News and Press Releases

Men Agree to Disgorge Profits, Pay Costs of Prosecution and Face Years in Prison

September 10, 2010

The former Chief Executive Officer of Quellos Group L.L.C. (“Quellos”) and its tax attorney, both principals of the investment firm, pleaded guilty this afternoon to Conspiracy to Defraud the United States, and aiding and assisting with the filing of a false tax return. Under the terms of their plea agreements Quellos founder and former CEO JEFFREY I. GREENSTEIN, 48, of Mercer Island, Washington, and former Quellos tax attorney CHARLES H. WILK, 51, of Seattle, face terms of imprisonment up to the statutory maximum of eight years. They will pay to the IRS, $7 Million in penalties, related to their personal gain realized from the design, promotion and implementation of the fraudulent tax shelter, which they called POINT. They will also pay all of the costs of their prosecution, estimated to be approximately $400,000. Additionally, the men will be required to speak at their graduate schools about business and legal ethics. Prosecutors will recommend no more than six years in prison when the men are sentenced by U.S. District Judge Ricardo S. Martinez on January 28, 2011.

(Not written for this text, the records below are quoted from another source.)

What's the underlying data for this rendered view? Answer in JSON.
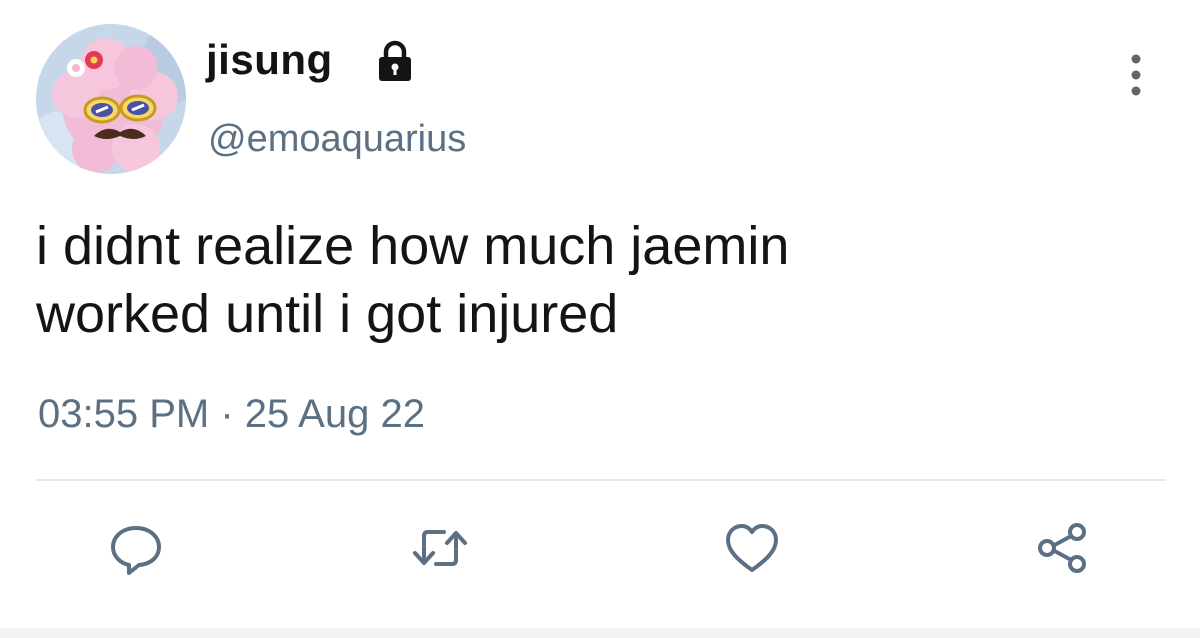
{
  "user": {
    "display_name": "jisung",
    "handle": "@emoaquarius",
    "protected": true
  },
  "tweet": {
    "text_line1": "i didnt realize how much jaemin",
    "text_line2": "worked until i got injured",
    "timestamp": "03:55 PM · 25 Aug 22"
  },
  "actions": [
    {
      "name": "reply",
      "icon": "speech-bubble-icon"
    },
    {
      "name": "retweet",
      "icon": "retweet-arrows-icon"
    },
    {
      "name": "like",
      "icon": "heart-icon"
    },
    {
      "name": "share",
      "icon": "share-nodes-icon"
    }
  ],
  "colors": {
    "text": "#141414",
    "secondary": "#5b7083",
    "divider": "#e4e8ec"
  }
}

“From the back room to the boardroom, we will hold people accountable,” said U.S. Attorney Jenny A. Durkan.

“These defendants defrauded the IRS by fashioning a fraudulent tax shelter which they promoted to the wealthiest taxpayers. They lied to the IRS, to the taxpayers and to the taxpayers’ financial advisors in an attempt to evade taxes on more than $1.3 Billion in real capital gains,” said Robert Westinghouse, Criminal Chief of the U.S. Attorney’s Office. “The IRS saw through this scheme, and collected all the back taxes, totaling more than $240 Million. Now these defendants will face extended periods of incarceration, forfeit the profits they made on this scheme, and pay for the prosecution that held them accountable.”

In their plea agreement, GREENSTEIN and WILK admit that their scheme was a fraud designed to assist taxpayers in avoiding payment of some $240 million in taxes. Specifically, GREENSTEIN and WILK admit that in 2001, they provided one taxpayer with a false loss figure of $614 million as part of the scheme. All taxes owed have since been paid.

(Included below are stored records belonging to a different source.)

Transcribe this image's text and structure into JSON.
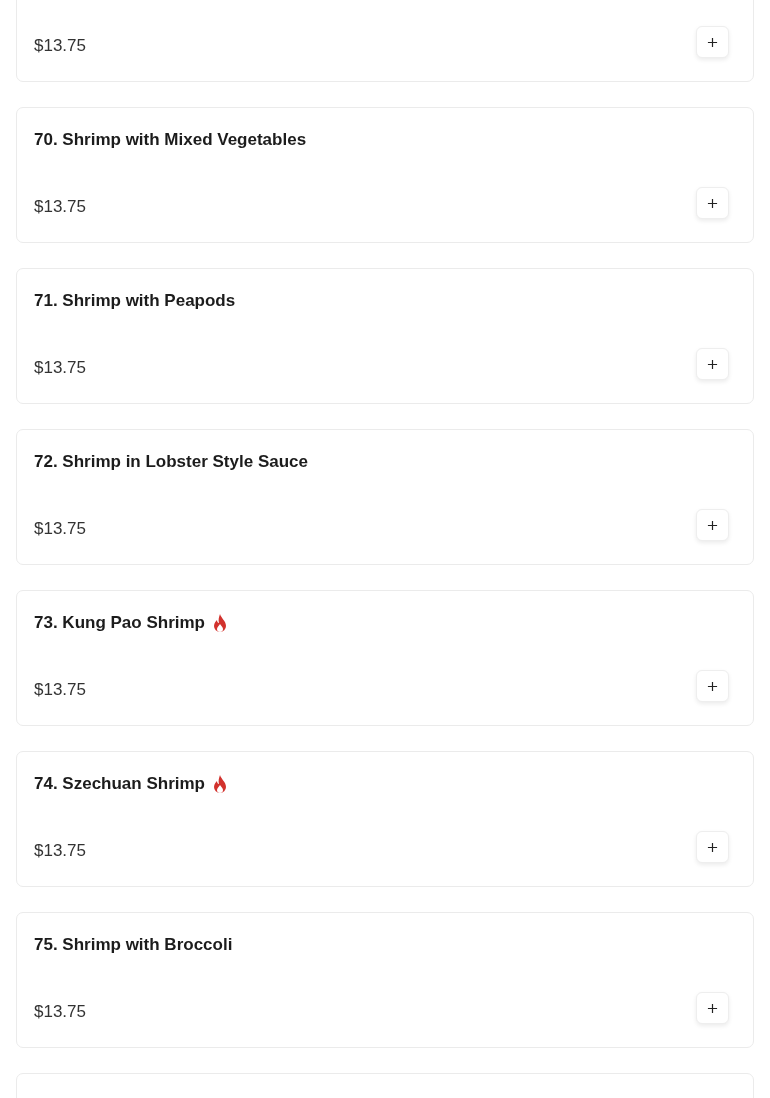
{
  "menu_items": [
    {
      "kind": "full",
      "price": "$13.75"
    },
    {
      "kind": "full",
      "title": "70. Shrimp with Mixed Vegetables",
      "price": "$13.75",
      "spicy": false
    },
    {
      "kind": "full",
      "title": "71. Shrimp with Peapods",
      "price": "$13.75",
      "spicy": false
    },
    {
      "kind": "full",
      "title": "72. Shrimp in Lobster Style Sauce",
      "price": "$13.75",
      "spicy": false
    },
    {
      "kind": "full",
      "title": "73. Kung Pao Shrimp",
      "price": "$13.75",
      "spicy": true
    },
    {
      "kind": "full",
      "title": "74. Szechuan Shrimp",
      "price": "$13.75",
      "spicy": true
    },
    {
      "kind": "full",
      "title": "75. Shrimp with Broccoli",
      "price": "$13.75",
      "spicy": false
    },
    {
      "kind": "partial"
    }
  ]
}
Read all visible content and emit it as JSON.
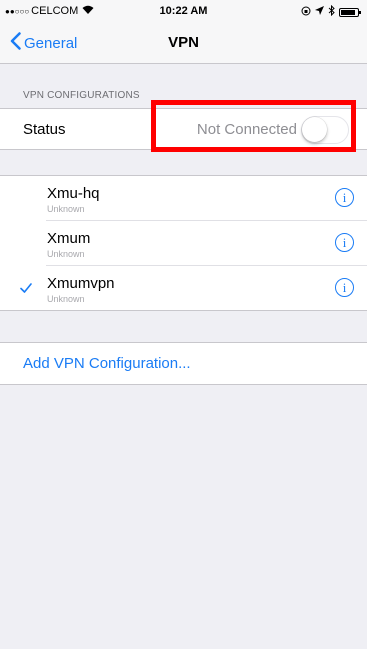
{
  "status_bar": {
    "signal_dots": "●●○○○",
    "carrier": "CELCOM",
    "wifi_icon": "wifi-icon",
    "time": "10:22 AM",
    "icons": [
      "lock-rotation-icon",
      "location-icon",
      "bluetooth-icon",
      "battery-icon"
    ]
  },
  "nav": {
    "back_label": "General",
    "title": "VPN"
  },
  "vpn_section": {
    "header": "VPN CONFIGURATIONS",
    "status_label": "Status",
    "status_value": "Not Connected",
    "toggle_on": false
  },
  "configurations": [
    {
      "name": "Xmu-hq",
      "subtitle": "Unknown",
      "selected": false
    },
    {
      "name": "Xmum",
      "subtitle": "Unknown",
      "selected": false
    },
    {
      "name": "Xmumvpn",
      "subtitle": "Unknown",
      "selected": true
    }
  ],
  "add_configuration_label": "Add VPN Configuration...",
  "colors": {
    "accent": "#1a7cf5",
    "highlight": "#ff0000",
    "background": "#efeff4"
  }
}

Beginning in 1999 and continuing through August 2006, GREENSTEIN and WILK designed, implemented and defended before the IRS a fraudulent tax avoidance scheme known as POINT (Portfolio Optimized Investment Transaction). POINT purportedly permitted wealthy taxpayers who anticipated large capital gains to offset those gains by mixing those gains with losses derived from the sale of depreciated stock. POINT clients were told that a certain offshore investment fund owned billions of dollars worth of stock in well-known, publicly traded U.S. technology companies that had depreciated in value. The offshore investment fund purportedly formed various offshore and onshore partnership entities and contributed portions of its portfolio of stock into these entities. Because of certain provisions in the tax code, the POINT clients were advised that if they purchased one of these partnerships from the offshore fund, they could inherit the unrealized losses in the stocks and use them to shelter the gains from sales of other assets, and greatly reduce the clients’ tax liability.

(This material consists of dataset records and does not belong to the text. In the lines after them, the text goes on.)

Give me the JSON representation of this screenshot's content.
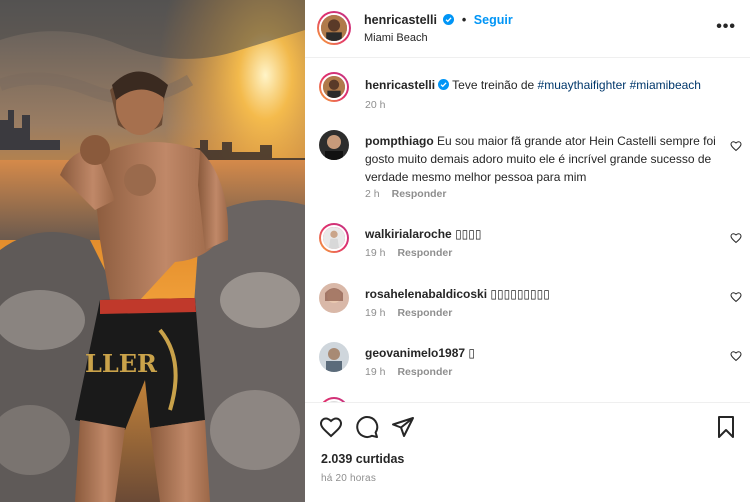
{
  "post": {
    "username": "henricastelli",
    "follow_label": "Seguir",
    "separator": "•",
    "location": "Miami Beach",
    "more_label": "•••",
    "icons": {
      "more": "more-options-icon",
      "verified": "verified-badge-icon",
      "like": "heart-icon",
      "comment": "comment-icon",
      "share": "send-icon",
      "save": "bookmark-icon"
    },
    "colors": {
      "link": "#0095f6",
      "hashtag": "#00376b",
      "muted": "#8e8e8e"
    }
  },
  "caption": {
    "username": "henricastelli",
    "text": "Teve treinão de ",
    "hashtag1": "#muaythaifighter",
    "hashtag2": "#miamibeach",
    "time": "20 h"
  },
  "comments": [
    {
      "username": "pompthiago",
      "text": "Eu sou maior fã grande ator Hein Castelli sempre foi gosto muito demais adoro muito ele é incrível grande sucesso de verdade mesmo melhor pessoa para mim",
      "time": "2 h",
      "reply": "Responder"
    },
    {
      "username": "walkirialaroche",
      "text": "▯▯▯▯",
      "time": "19 h",
      "reply": "Responder"
    },
    {
      "username": "rosahelenabaldicoski",
      "text": "▯▯▯▯▯▯▯▯▯",
      "time": "19 h",
      "reply": "Responder"
    },
    {
      "username": "geovanimelo1987",
      "text": "▯",
      "time": "19 h",
      "reply": "Responder"
    }
  ],
  "stats": {
    "likes": "2.039 curtidas",
    "posted": "há 20 horas"
  }
}
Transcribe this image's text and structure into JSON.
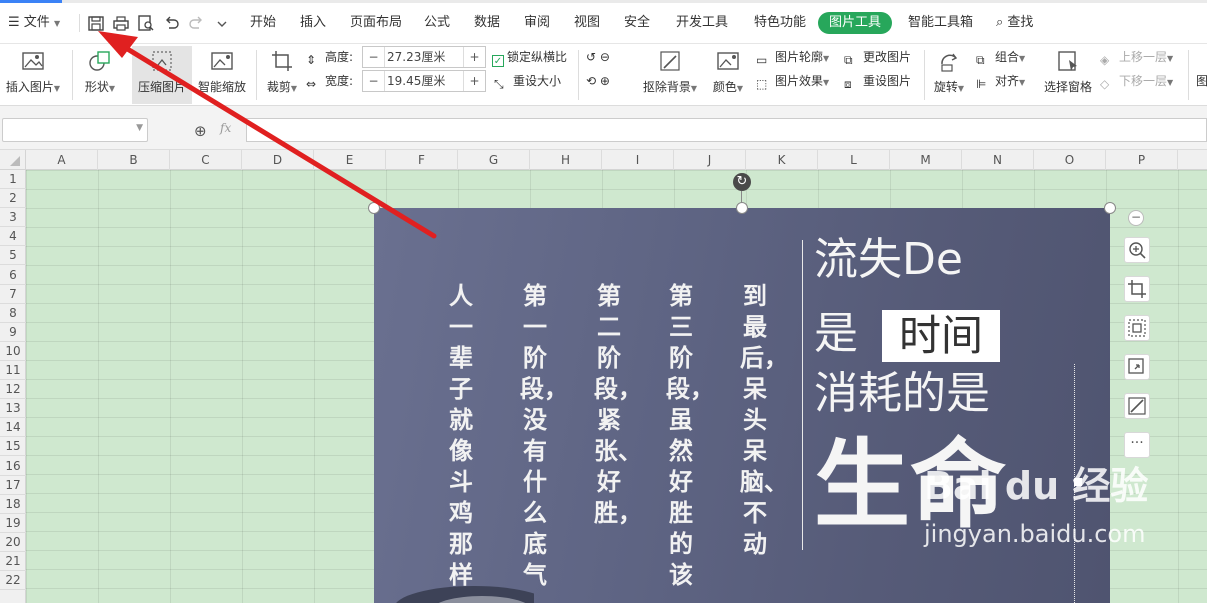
{
  "menubar": {
    "file_label": "文件",
    "tabs": [
      "开始",
      "插入",
      "页面布局",
      "公式",
      "数据",
      "审阅",
      "视图",
      "安全",
      "开发工具",
      "特色功能"
    ],
    "active_tab": "图片工具",
    "smart_toolbox": "智能工具箱",
    "search_label": "查找"
  },
  "ribbon": {
    "insert_picture": "插入图片",
    "shape": "形状",
    "compress_picture": "压缩图片",
    "smart_zoom": "智能缩放",
    "crop": "裁剪",
    "height_label": "高度:",
    "height_value": "27.23厘米",
    "width_label": "宽度:",
    "width_value": "19.45厘米",
    "lock_ratio": "锁定纵横比",
    "reset_size": "重设大小",
    "remove_background": "抠除背景",
    "color": "颜色",
    "picture_outline": "图片轮廓",
    "picture_effect": "图片效果",
    "change_picture": "更改图片",
    "reset_picture": "重设图片",
    "rotate": "旋转",
    "group": "组合",
    "align": "对齐",
    "selection_pane": "选择窗格",
    "bring_forward": "上移一层",
    "send_backward": "下移一层",
    "overflow_char": "图"
  },
  "formula": {
    "fx_label": "fx"
  },
  "columns": [
    "A",
    "B",
    "C",
    "D",
    "E",
    "F",
    "G",
    "H",
    "I",
    "J",
    "K",
    "L",
    "M",
    "N",
    "O",
    "P"
  ],
  "rows": [
    "1",
    "2",
    "3",
    "4",
    "5",
    "6",
    "7",
    "8",
    "9",
    "10",
    "11",
    "12",
    "13",
    "14",
    "15",
    "16",
    "17",
    "18",
    "19",
    "20",
    "21",
    "22"
  ],
  "picture": {
    "columns_text": [
      "到最后，呆头呆脑、不动",
      "第三阶段，虽然好胜的该",
      "第二阶段，紧张、好胜，",
      "第一阶段，没有什么底气",
      "人一辈子就像斗鸡那样可"
    ],
    "title_line1": "流失De",
    "title_line2_pre": "是",
    "title_line2_box": "时间",
    "title_line3": "消耗的是",
    "title_line4": "生命"
  },
  "watermark": {
    "brand": "Bai du 经验",
    "url": "jingyan.baidu.com"
  },
  "colors": {
    "active_tab": "#27a75b",
    "arrow": "#e02020",
    "sheet_bg": "#cfe8cf"
  }
}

GREENSTEIN and WILK did not tell clients, or the attorneys who evaluated the proposals, that the POINT transaction was predicated on a sham. They knew but did not disclose that there was no offshore investment fund, and that no shares of stock were actually purchased and possessed by any offshore investment fund. They knew that the purported offshore investment fund was merely a shell entity with nominee administrators and no assets or employees.

Prior to sentencing both men are required to return to their graduate schools and speak to students about business and legal ethics and their criminal conduct. GREENSTEIN will speak at the University of Washington School of Business, and WILK will speak at NYU Law School. The Criminal Chief of the United States Attorney’s Office, Robert Westinghouse, will attend both presentations to ensure the men candidly discuss their criminal conduct and unethical choices.

At sentencing, the defense can recommend a sentence of no less than two years in prison and the government can request no more than six years in prison. U.S. District Judge Ricardo S. Martinez is not bound by the recommendations. By statute the maximum possible sentence is 8 years in prison.

The case is being investigated by the Internal Revenue Service Criminal Investigation (IRS-CI).

The case is being prosecuted by Assistant United States Attorneys Robert Westinghouse, Katheryn Kim Frierson, Mike Dion and Jerrod Patterson.